L'arrêt Karrar c. Belgique rendu par la Cour européenne des droits de l'homme le 31 août 2021 donne d'intéressantes précisions sur l'impartialité des juges et des juridictions. Il précise en effet les critères de distinction entre l'impartialité objective et l'impartialité subjective.
M. Karrar a été condamné à une peine de réclusion à perpétuité pour l'assassinat de ses deux enfants. Dans son recours en cassation, il se plaint d'un manque d'impartialité du président de la Cour d'assises qui l'a condamné. Celui-ci en effet s'était rendu, avant le procès, au domicile de la mère des enfants à laquelle il avait fait part de sa compassion. Le requérant invoque donc une violation de l'article 6 § 1 de la Convention européenne de sauvegarde des droits de l'homme qui consacre le droit à un procès équitable.

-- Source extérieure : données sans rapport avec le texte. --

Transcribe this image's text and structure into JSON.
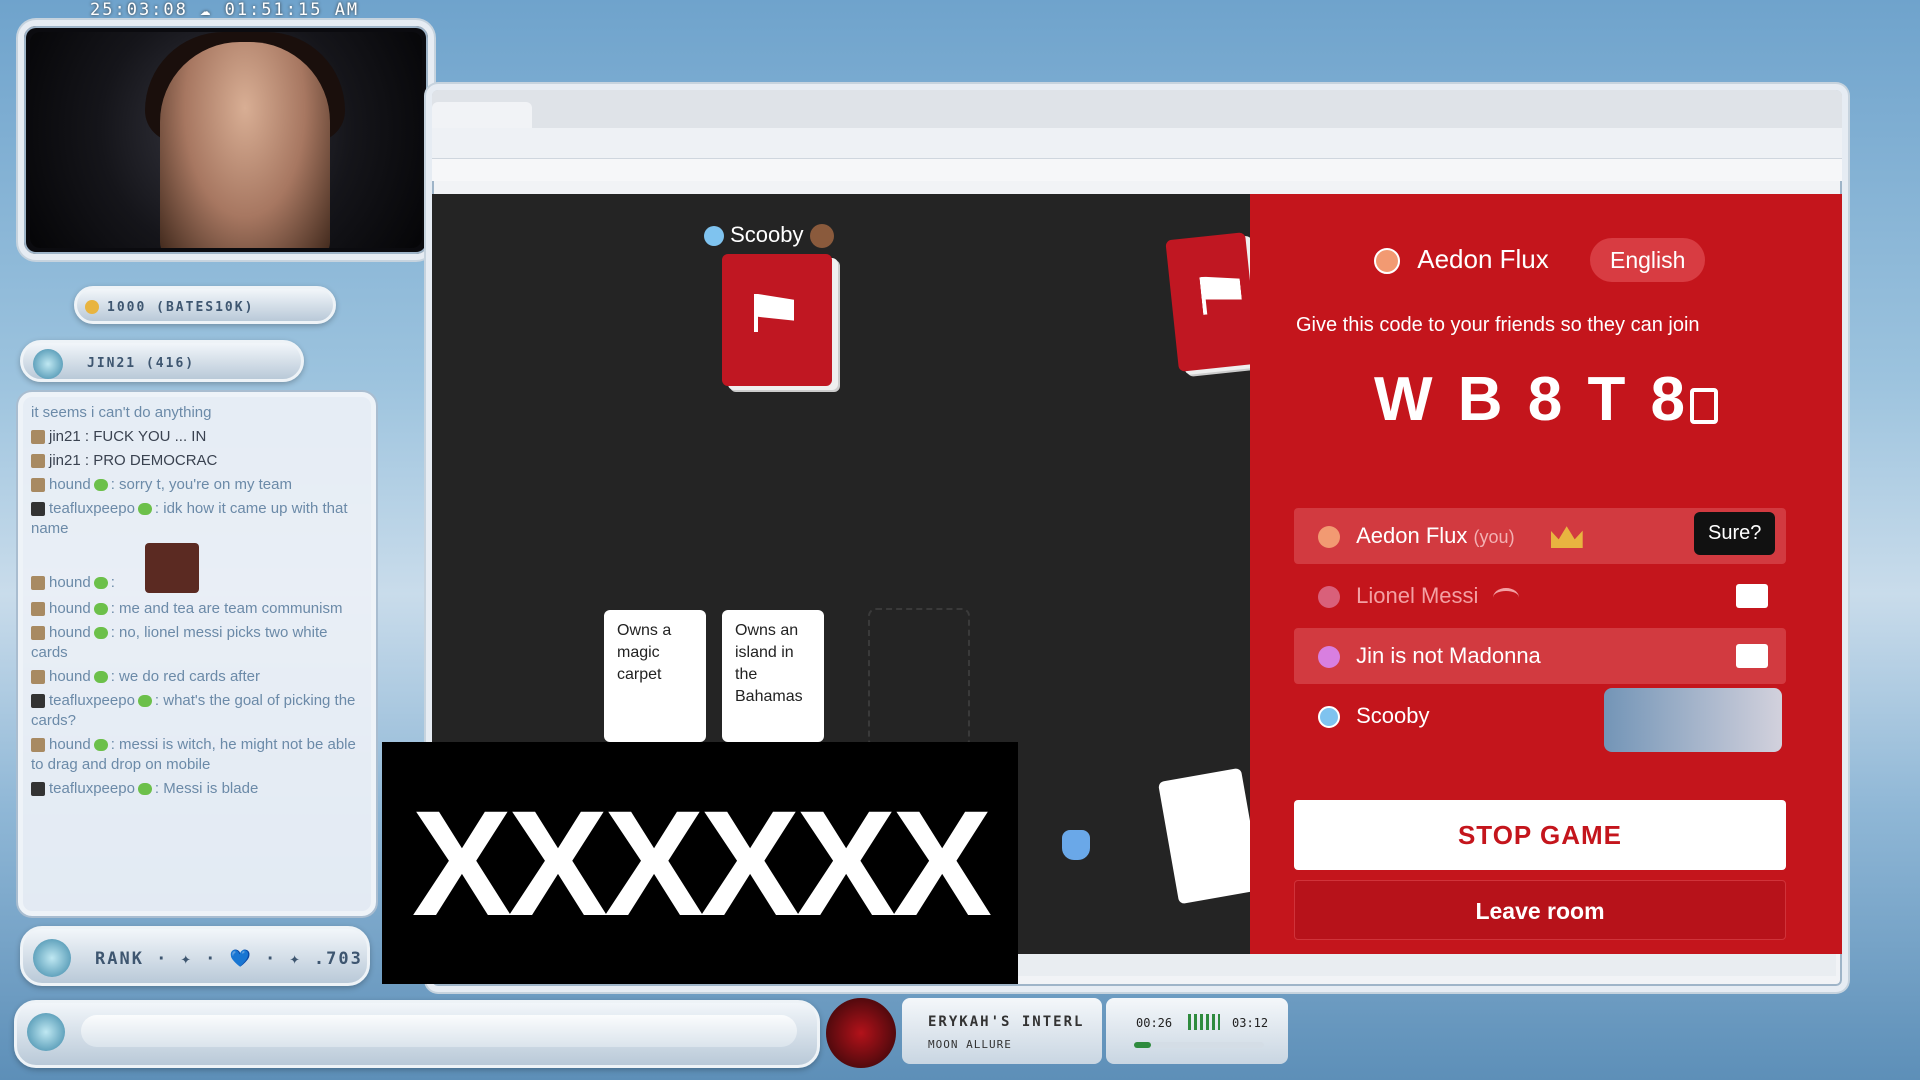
{
  "overlay": {
    "timestamp": "25:03:08 ☁ 01:51:15 AM",
    "points_label": "1000 (BATES10K)",
    "top_chatter_label": "JIN21 (416)",
    "rank_label": "RANK · ✦ · 💙 · ✦ .703",
    "censor_text": "XXXXXX",
    "now_playing": {
      "title": "ERYKAH'S INTERL",
      "artist": "MOON ALLURE"
    },
    "timer": {
      "elapsed": "00:26",
      "total": "03:12",
      "progress": 0.13
    }
  },
  "chat": {
    "messages": [
      {
        "user": "",
        "text": "it seems i can't do anything"
      },
      {
        "user": "jin21",
        "text": ": FUCK YOU ... IN"
      },
      {
        "user": "jin21",
        "text": ": PRO DEMOCRAC"
      },
      {
        "user": "hound",
        "text": ": sorry t, you're on my team"
      },
      {
        "user": "teafluxpeepo",
        "text": ": idk how it came up with that name"
      },
      {
        "user": "hound",
        "text": ":"
      },
      {
        "user": "hound",
        "text": ": me and tea are team communism"
      },
      {
        "user": "hound",
        "text": ": no, lionel messi picks two white cards"
      },
      {
        "user": "hound",
        "text": ": we do red cards after"
      },
      {
        "user": "teafluxpeepo",
        "text": ": what's the goal of picking the cards?"
      },
      {
        "user": "hound",
        "text": ": messi is witch, he might not be able to drag and drop on mobile"
      },
      {
        "user": "teafluxpeepo",
        "text": ": Messi is blade"
      }
    ]
  },
  "game": {
    "current_player": "Scooby",
    "white_cards": [
      "Owns a magic carpet",
      "Owns an island in the Bahamas"
    ]
  },
  "sidebar": {
    "host_name": "Aedon Flux",
    "language": "English",
    "instructions": "Give this code to your friends so they can join",
    "room_code": "W B 8 T 8",
    "players": [
      {
        "name": "Aedon Flux",
        "suffix": "(you)",
        "color": "#f29a72",
        "role": "host"
      },
      {
        "name": "Lionel Messi",
        "suffix": "",
        "color": "#d9607a",
        "role": "disconnected"
      },
      {
        "name": "Jin is not Madonna",
        "suffix": "",
        "color": "#d87fe0",
        "role": "player"
      },
      {
        "name": "Scooby",
        "suffix": "",
        "color": "#7fc3ef",
        "role": "player"
      }
    ],
    "tooltip": "Sure?",
    "stop_label": "STOP GAME",
    "leave_label": "Leave room"
  },
  "colors": {
    "accent_red": "#c4151c",
    "board": "#242424"
  }
}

A ses yeux, la visite du magistrat à la partie civile s'analyse comme une atteinte à l'impartialité.
La CEDH lui donne raison, ce qui n'est guère surprenant, la démarche du président de la Cour d'assises apparaissant un peu étrange. Mais l'intérêt de la décision n'est pas là. Il réside dans le choix de sanctionner la procédure belge pour impartialité objective.
L'impartialité subjective
La Cour aurait pu se référer à l'impartialité subjective. Cette dernière présente toutefois l'inconvénient d'imposer une intrusion dans la psychologie du juge, à
rechercher s'il
désirait favoriser un plaideur ou nuire à un justiciable. Dans ce cas,
l'impartialité est toujours présumée, jusqu'à preuve du contraire (CEDH, 1er octobre 1982, Piersack c. Belgique).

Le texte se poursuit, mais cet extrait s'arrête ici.